Taub has also worked as an Associate General Counsel for Fidelity Investments.

Taub has served as a guest commentator on CNN and MSNBC.

=== Tax March ===
Jennifer Taub was a lead organizer of the national Tax March which took place on April 15, 2017, demanding that, among other things, the President release his tax returns. Taub's tweet calling for the protest was inspired by the Women's March.

== Education ==
Jennifer Taub received a B.A. in English from Yale College and a J.D. from Harvard Law School.

== Publications ==

=== Books ===
Taub's most recent book was “Big Dirty Money” published in 2020 by Viking Press. Her first book was Other People's Houses, published in 2014 by the Yale Press. In 2017 Taub released a 6th edition of the casebook, and in 2021 a 7th edition of Corporate and White Collar Crime: Cases and Materials (Wolters Kluwer) originally written by Kathleen Brickey.

=== Articles ===

- “A Thing of Value: Can Opposition Research from Foreign Nationals violate the Federal Election Campaign Act?,” in progress.
- “Law and Economics: Contemporary Approaches,” with Martha McCluskey and Frank Pasquale, Yale Law & Policy Review (2016).
- Film review of The Big Short and 99 Homes with New Labor Forum (2016).
- “The Subprime Specter Returns: High Finance and the Growth of High-Risk Consumer Debt,” New Labor Forum (Jan. 2016).
- “Is Hobby Lobby a Tool to Limit Corporate Constitutional Rights?” Constitutional Commentary (2015).
- “Regulating in the Light: Harnessing Political Entrepreneurs’ Energy for Post-Crisis Sunlight Hearings,” St.

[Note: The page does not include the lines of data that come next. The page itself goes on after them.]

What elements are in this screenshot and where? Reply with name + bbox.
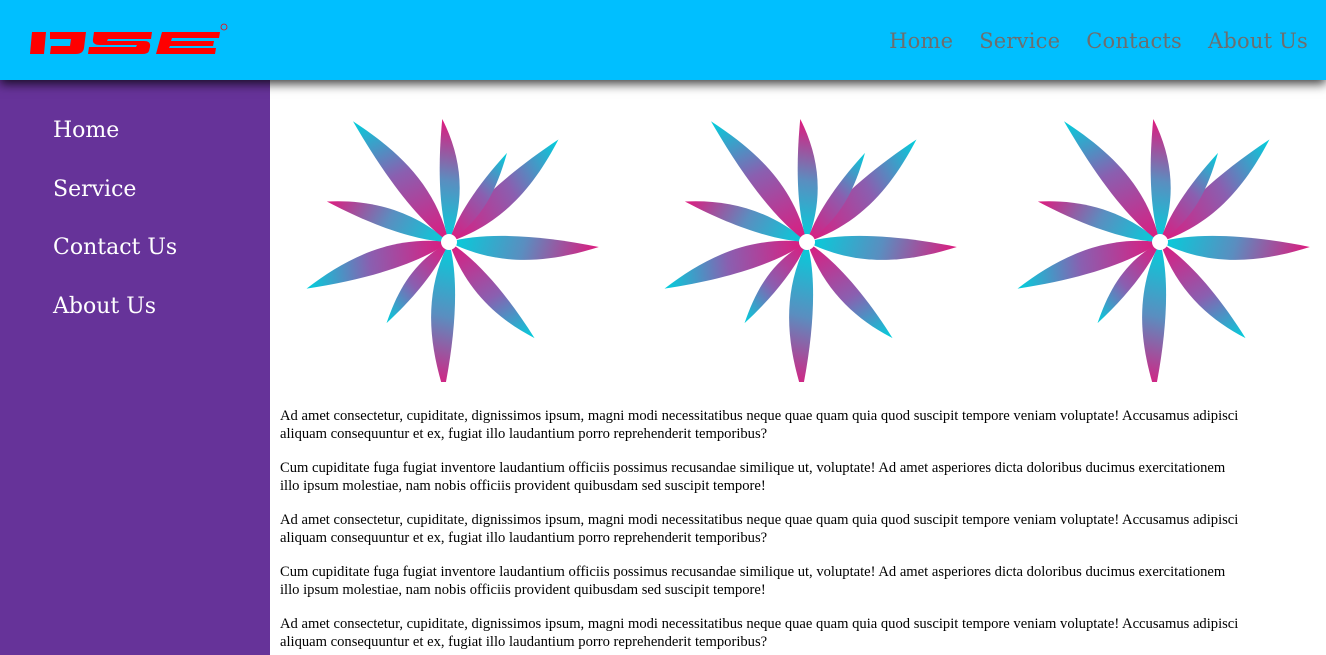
sidebar-link-home[interactable]: Home	[53, 118, 119, 143]
paragraph: Cum cupiditate fuga fugiat inventore lau…	[280, 460, 1226, 494]
nav-about-us[interactable]: About Us	[1208, 26, 1308, 56]
sidebar: Home Service Contact Us About Us	[0, 80, 270, 655]
flower-logo-icon	[303, 104, 599, 382]
article-text: Ad amet consectetur, cupiditate, digniss…	[280, 407, 1326, 655]
paragraph: Cum cupiditate fuga fugiat inventore lau…	[280, 564, 1226, 598]
header-bar: Home Service Contacts About Us	[0, 0, 1326, 80]
sidebar-menu: Home Service Contact Us About Us	[53, 114, 177, 349]
flower-logo-icon	[661, 104, 957, 382]
image-gallery	[270, 92, 1326, 382]
paragraph: Ad amet consectetur, cupiditate, digniss…	[280, 512, 1239, 546]
sidebar-link-about-us[interactable]: About Us	[53, 294, 156, 319]
nav-contacts[interactable]: Contacts	[1086, 26, 1182, 56]
sidebar-item-about-us: About Us	[53, 290, 177, 349]
nav-service[interactable]: Service	[979, 26, 1060, 56]
sidebar-item-contact-us: Contact Us	[53, 231, 177, 290]
paragraph: Ad amet consectetur, cupiditate, digniss…	[280, 616, 1239, 650]
nav-home[interactable]: Home	[889, 26, 953, 56]
flower-logo-icon	[1014, 104, 1310, 382]
sidebar-item-home: Home	[53, 114, 177, 173]
paragraph: Ad amet consectetur, cupiditate, digniss…	[280, 408, 1239, 442]
sidebar-link-contact-us[interactable]: Contact Us	[53, 235, 177, 260]
sidebar-link-service[interactable]: Service	[53, 177, 136, 202]
sidebar-item-service: Service	[53, 173, 177, 232]
top-navigation: Home Service Contacts About Us	[889, 26, 1308, 56]
ijse-logo[interactable]	[30, 22, 230, 58]
main-content: Ad amet consectetur, cupiditate, digniss…	[270, 80, 1326, 655]
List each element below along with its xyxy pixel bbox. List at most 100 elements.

Thomas L. Rev. (2015).
- “Reconcilable Differences: Promoting Homeownership While Preventing Systemic Risk,” Annual Review of Insolvency Law (2014).
- “Reforming the Banks for Good,” Dissent (summer 2014).
- “Unpopular Contracts and Why They Matter: Burying Landgell and Enlivening Students,” Washington Law Review (2013).
- “Money Managers in the Middle: Seeing and Sanctioning Political Spending after Citizens United,” NYU Journal of Legislation and Public Policy, vol. 15, 2012.
- “Enablers of Exuberance,” draft paper concerning the relationship between legal acts and omissions and the global financial meltdown, selected for presentation at the Elfenworks Center for the Study of Fiduciary Capitalism at St. Mary's College of California, October 2009.
- “Able But Not Willing: The Failure of Mutual Fund Advisers to Advocate for Shareholders’ Rights,” The Journal of Corporation Law, vol. 34 (2009).